Justice was served in the verdict of the case, because it was considered a win for supporters of the Freedom of Press. However, justice was not served for Daniel Ellsberg, who faced criminal charges for stealing the Pentagon Papers. He was charged with theft of federal property and spying. He was taken to trial in a federal court in July 1972. The trial came to an end when Judge Byrne learned that the government illegally taped Ellsberg’s conversations and stole files from his psychologist. The Judge dismissed the case on My 11, 1973. “Ellsberg faulted himself for not acting sooner against the Vietnam War and sad that whistleblowers should not be afraid to reveal secrets in an effort to save lives, even if it means going to jail” (Liptak, par.22).

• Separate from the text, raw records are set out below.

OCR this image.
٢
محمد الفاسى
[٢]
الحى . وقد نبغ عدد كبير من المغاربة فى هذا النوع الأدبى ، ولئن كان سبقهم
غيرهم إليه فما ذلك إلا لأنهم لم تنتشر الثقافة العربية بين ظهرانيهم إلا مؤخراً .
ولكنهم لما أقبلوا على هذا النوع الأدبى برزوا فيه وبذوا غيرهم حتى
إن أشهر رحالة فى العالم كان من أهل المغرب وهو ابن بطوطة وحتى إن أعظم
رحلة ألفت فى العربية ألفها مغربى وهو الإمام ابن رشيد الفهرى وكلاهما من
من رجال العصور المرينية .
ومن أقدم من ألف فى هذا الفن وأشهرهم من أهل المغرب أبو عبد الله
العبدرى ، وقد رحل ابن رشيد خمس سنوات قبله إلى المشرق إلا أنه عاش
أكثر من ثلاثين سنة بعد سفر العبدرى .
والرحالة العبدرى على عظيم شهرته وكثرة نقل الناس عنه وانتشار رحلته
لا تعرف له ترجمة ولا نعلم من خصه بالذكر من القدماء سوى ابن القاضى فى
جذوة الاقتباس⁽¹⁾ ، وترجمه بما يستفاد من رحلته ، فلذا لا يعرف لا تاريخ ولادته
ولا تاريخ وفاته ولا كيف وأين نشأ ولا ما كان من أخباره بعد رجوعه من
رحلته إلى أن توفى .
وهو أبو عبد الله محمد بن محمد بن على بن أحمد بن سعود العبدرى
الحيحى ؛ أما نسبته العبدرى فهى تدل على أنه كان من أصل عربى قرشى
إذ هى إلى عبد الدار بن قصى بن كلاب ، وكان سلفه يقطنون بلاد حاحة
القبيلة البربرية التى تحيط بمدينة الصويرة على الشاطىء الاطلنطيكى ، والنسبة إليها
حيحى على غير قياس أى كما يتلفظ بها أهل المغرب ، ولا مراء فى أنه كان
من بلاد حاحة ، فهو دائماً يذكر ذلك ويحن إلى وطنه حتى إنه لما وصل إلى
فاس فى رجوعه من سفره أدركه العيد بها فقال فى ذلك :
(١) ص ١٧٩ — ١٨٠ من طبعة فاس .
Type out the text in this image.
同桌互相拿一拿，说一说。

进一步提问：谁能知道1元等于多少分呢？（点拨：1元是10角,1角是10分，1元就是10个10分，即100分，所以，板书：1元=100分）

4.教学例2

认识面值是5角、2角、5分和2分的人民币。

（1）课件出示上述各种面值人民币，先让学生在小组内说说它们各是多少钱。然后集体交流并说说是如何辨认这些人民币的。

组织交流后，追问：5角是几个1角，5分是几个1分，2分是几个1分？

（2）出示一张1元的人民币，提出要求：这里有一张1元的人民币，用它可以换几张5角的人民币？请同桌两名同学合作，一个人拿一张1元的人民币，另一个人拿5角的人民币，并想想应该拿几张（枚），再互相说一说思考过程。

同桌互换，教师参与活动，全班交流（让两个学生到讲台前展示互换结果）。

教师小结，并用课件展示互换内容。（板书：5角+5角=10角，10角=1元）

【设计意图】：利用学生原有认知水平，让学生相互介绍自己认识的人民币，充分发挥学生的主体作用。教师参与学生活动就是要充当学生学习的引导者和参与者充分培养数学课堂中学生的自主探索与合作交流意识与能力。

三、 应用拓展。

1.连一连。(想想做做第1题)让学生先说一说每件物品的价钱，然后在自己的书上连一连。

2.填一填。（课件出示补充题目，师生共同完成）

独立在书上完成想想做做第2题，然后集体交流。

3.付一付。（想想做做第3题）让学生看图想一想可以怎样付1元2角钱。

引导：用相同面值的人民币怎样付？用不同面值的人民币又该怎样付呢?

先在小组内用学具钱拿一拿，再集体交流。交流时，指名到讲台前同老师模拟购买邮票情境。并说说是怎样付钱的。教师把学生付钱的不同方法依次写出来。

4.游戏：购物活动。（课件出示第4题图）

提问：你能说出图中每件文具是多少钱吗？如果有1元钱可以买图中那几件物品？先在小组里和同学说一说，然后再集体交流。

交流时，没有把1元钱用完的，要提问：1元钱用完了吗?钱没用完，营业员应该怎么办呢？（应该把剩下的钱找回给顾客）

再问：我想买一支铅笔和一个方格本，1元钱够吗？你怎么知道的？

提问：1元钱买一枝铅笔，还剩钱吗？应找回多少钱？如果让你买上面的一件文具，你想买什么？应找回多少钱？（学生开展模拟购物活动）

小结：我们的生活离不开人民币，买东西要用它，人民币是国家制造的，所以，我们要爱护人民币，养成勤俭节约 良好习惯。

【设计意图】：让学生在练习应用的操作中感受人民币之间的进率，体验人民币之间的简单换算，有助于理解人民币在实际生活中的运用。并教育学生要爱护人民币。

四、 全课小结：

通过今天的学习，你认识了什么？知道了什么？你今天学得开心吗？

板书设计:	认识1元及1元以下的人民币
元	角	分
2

In 1971, a Supreme Court ruling allowed The New York Times and The Washington Post to publish classified Pentagon Papers without the risk of government censure. Numerous legal scholars will agree that the most important case in the history of our nation that dealt with the First Amendment was the Pentagon Papers. Also, for the first time in history, the government succeeded in stopping the press for a brief time during the appeals process of the case. The Supreme Court ruled that prior restraint on freedom of speech violated the First Amendment. The Pentagon Papers case continues to be a valuable model for support of freedom of the press under the First Amendment.